Handling business separation cases: possible conclusions
There are three possible conclusions which you might reach in one of these cases:
(i) There has always been a single legal entity carrying on all the business activities
The single entity carrying on the business will need to be registered. If it is already registered, you will need to assess for any underdeclarations.
See VATDSAG04650 - What to do when you are satisfied that there is a single entity for more details.
(ii) There are a number of separate legal entities but only one business
Where the separation is artificial and results in VAT avoidance, this is disaggregation.
- you can establish financial, economic and organisational links between all the separated parts of the business and
- the conditions of VATA 94 Sch1 para 2(2) are satisfied
you can ask the VAT Registration Service (VRS) to issue a Notice of Direction (NoD).

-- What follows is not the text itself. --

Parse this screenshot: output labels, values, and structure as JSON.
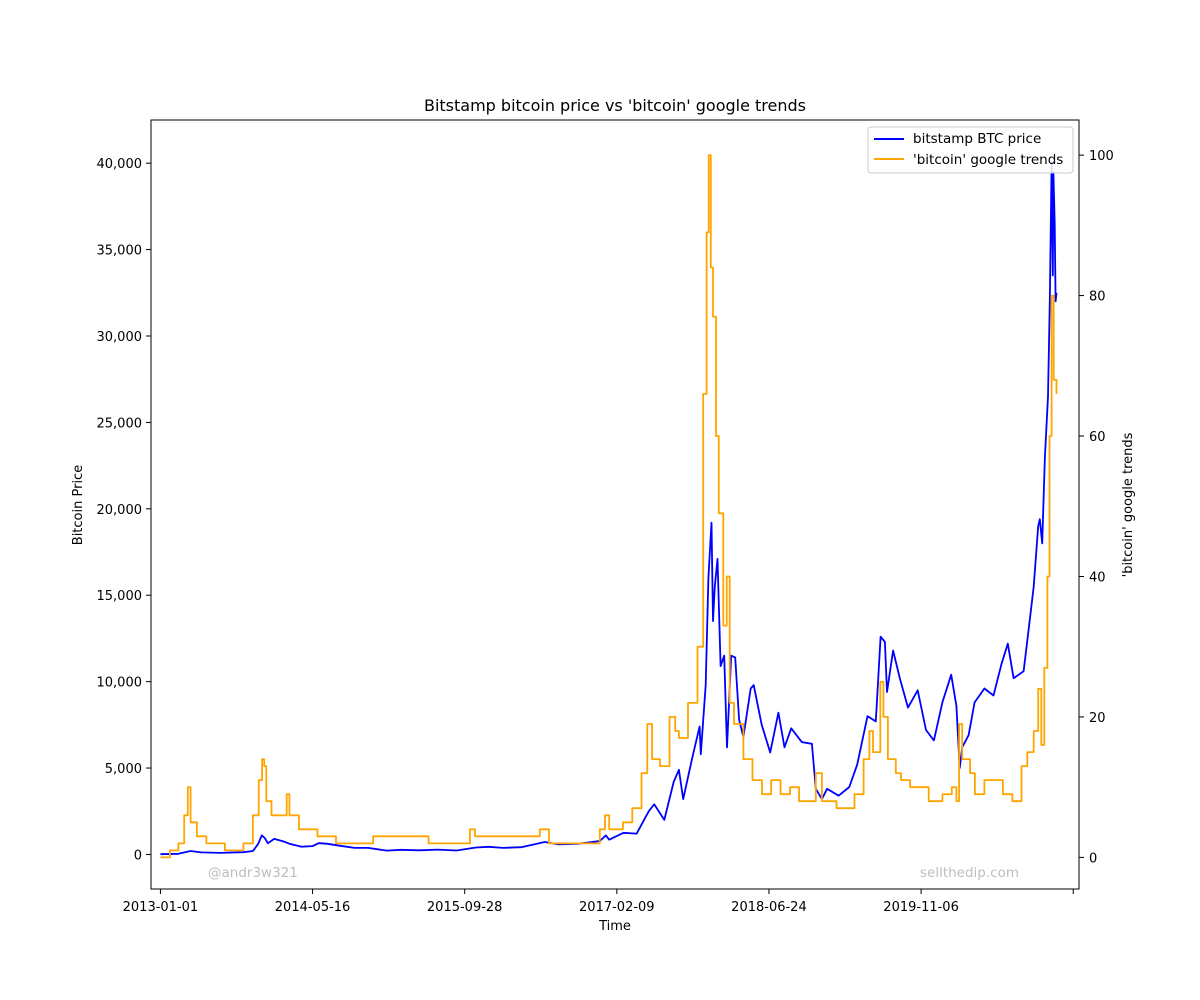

The NoD will register the separate parts of the business as a single taxable person (for example, sole proprietor, partnership, company) from a specified date. Any existing registrations must be cancelled.
See VATDSAG07000 - What to do if you have reached a conclusion of disaggregation for more details.
(iii) There are a number of genuinely separate legal entities
There are no financial, economic and organisational links between the separated parts of the business and the conditions set out in VATA 94 Sch1 para 2(2) are not met. The separation is not artificial, so there is no further action to take.